When designing the Data Lake, you need to pick a file type. We decided in favour of Parquet, since it is a column-ordered format, which works well with the data processing engine, Spark, used by AWS Glue. If a binary file is column-ordered, each column has its own separate structure, and you don’t need to read entire file rows or blocks to read values from a column of your choice. The file does not require indexing. However, the data you save for further processing should be divided into smaller files to allow them to be processed in parallel.
2. Compressed data
S3 data can be compressed, e.g. as Gzip for flat CSV files. Big data files have dedicated compression algorithms and the choice is up to the designer. Remember, however, that more effective algorithms may use up more processing power for the purposes of compression and decompression. We used the snappy algorithm.
3. Key-partitioned data
We used the S3 service catalogue and subcatalogue structure to partition data in our target cloud solution. After processing in AWS Glue, we obtained the desired data structures in S3. The data then had to be catalogued so that they could be made available to users in a convenient way. For this purpose, we relied on the AWS Glue Catalogue. We created a Glue Crawler, which scans S3 files to build metadata (names of tables, columns, data types, partition lists) and then saves this information to the Glue Catalogue. Thanks to these services, practically no manual data description is necessary, which would normally be very time-consuming. If a new table is added to the Data Lake, the existing table structure is adjusted automatically. All you need to do to refresh the structure in the Glue Catalogue is launch the Crawler.
Data ready for users
At this point, we could make the data available to users. For this purpose, we chose AWS Athena, a service that can read data directly from S3 files, using information in the AWS Glue Catalogue. Athena uses SQL as its native language for data processing. The service is serverless, which means that our client again only pays for the queries actually processed, represented as the number of scanned file data bytes.

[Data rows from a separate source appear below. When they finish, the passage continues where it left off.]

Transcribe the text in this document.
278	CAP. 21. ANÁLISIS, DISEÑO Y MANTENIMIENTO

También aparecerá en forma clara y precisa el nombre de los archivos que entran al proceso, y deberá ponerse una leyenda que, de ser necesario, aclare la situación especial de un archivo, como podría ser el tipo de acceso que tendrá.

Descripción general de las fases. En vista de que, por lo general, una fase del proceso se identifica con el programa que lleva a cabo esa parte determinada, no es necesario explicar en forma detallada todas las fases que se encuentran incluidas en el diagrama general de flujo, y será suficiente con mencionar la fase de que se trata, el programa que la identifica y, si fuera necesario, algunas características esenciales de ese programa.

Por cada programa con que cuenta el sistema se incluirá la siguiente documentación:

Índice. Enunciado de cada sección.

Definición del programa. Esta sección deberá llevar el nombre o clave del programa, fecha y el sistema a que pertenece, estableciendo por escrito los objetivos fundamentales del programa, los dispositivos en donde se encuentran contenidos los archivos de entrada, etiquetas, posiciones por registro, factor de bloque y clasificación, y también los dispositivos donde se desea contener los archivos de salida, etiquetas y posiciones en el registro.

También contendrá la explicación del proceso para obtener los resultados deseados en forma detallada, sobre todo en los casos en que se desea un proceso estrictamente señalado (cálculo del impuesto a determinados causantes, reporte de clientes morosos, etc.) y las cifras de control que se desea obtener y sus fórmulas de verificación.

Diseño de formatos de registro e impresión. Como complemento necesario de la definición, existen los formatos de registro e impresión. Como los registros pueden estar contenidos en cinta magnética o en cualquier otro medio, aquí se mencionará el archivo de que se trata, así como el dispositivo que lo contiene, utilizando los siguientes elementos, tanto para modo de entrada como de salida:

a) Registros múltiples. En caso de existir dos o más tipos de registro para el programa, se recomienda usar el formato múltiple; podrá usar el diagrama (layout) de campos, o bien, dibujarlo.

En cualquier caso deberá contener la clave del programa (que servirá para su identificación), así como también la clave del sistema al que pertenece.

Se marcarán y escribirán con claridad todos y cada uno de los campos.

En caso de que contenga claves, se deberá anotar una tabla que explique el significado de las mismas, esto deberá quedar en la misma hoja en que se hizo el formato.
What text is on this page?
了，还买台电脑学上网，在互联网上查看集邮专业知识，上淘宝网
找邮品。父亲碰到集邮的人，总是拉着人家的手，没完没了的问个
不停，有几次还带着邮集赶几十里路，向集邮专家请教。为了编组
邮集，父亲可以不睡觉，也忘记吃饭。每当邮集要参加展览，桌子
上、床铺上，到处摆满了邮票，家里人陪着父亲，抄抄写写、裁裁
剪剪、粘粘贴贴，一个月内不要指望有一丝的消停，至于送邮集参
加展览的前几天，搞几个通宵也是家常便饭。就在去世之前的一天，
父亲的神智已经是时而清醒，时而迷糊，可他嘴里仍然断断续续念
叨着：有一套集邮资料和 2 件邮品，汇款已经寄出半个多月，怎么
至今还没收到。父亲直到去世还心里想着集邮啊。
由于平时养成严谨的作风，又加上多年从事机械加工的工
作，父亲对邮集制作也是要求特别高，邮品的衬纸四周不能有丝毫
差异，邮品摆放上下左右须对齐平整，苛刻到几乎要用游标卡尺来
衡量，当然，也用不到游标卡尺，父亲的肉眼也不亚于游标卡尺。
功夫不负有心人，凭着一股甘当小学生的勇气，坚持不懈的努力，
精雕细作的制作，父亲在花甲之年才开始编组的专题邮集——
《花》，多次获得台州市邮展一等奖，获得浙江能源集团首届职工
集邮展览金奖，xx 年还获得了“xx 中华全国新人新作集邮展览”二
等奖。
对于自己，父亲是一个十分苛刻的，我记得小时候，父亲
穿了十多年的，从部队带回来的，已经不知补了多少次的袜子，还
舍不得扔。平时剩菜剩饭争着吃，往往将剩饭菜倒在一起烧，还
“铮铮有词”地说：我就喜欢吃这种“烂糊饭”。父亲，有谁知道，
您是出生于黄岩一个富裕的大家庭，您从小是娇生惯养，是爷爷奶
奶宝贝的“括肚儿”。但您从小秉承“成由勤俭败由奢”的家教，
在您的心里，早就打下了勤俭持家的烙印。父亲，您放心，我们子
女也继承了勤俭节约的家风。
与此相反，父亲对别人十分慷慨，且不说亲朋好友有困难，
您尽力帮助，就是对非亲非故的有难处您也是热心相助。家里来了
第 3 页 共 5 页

In order to further lower the cost of the environment, we tapped specific S3 file organisation properties, i.e.:
- Our SQL queries only use the necessary columns (as mentioned before, Parquet files are column-ordered);
- Compressed data allow the number of bytes read in Athena to be reduced, which further reduces costs;
- Data partitioning allows the number of files that need to be scanned to be limited, so our SQL queries include where conditions wherever possible.
Our finished Data Lake and project outcomes
The cloud solution we created in this way meets all the data processing security standards. In the S3 service, objects use KMS key encryption and the communication between AWS Glue and Athena occurs over an encrypted SSL channel. Athena’s access to data is authorised and controlled by AWS Lake Formation.
All this allows the environment to deliver data to users securely and efficiently, without any downtimes. It is also a way to process large data volumes in the cloud cheaply and effectively.
What did the client get?
- A scalable solution where they only pay for the resources they actually use;
- A safer solution that is fully accessible to users;
- A greater awareness of where their monthly expenses come from;
- Lower data storage and processing costs;
- 30% savings three months after the project.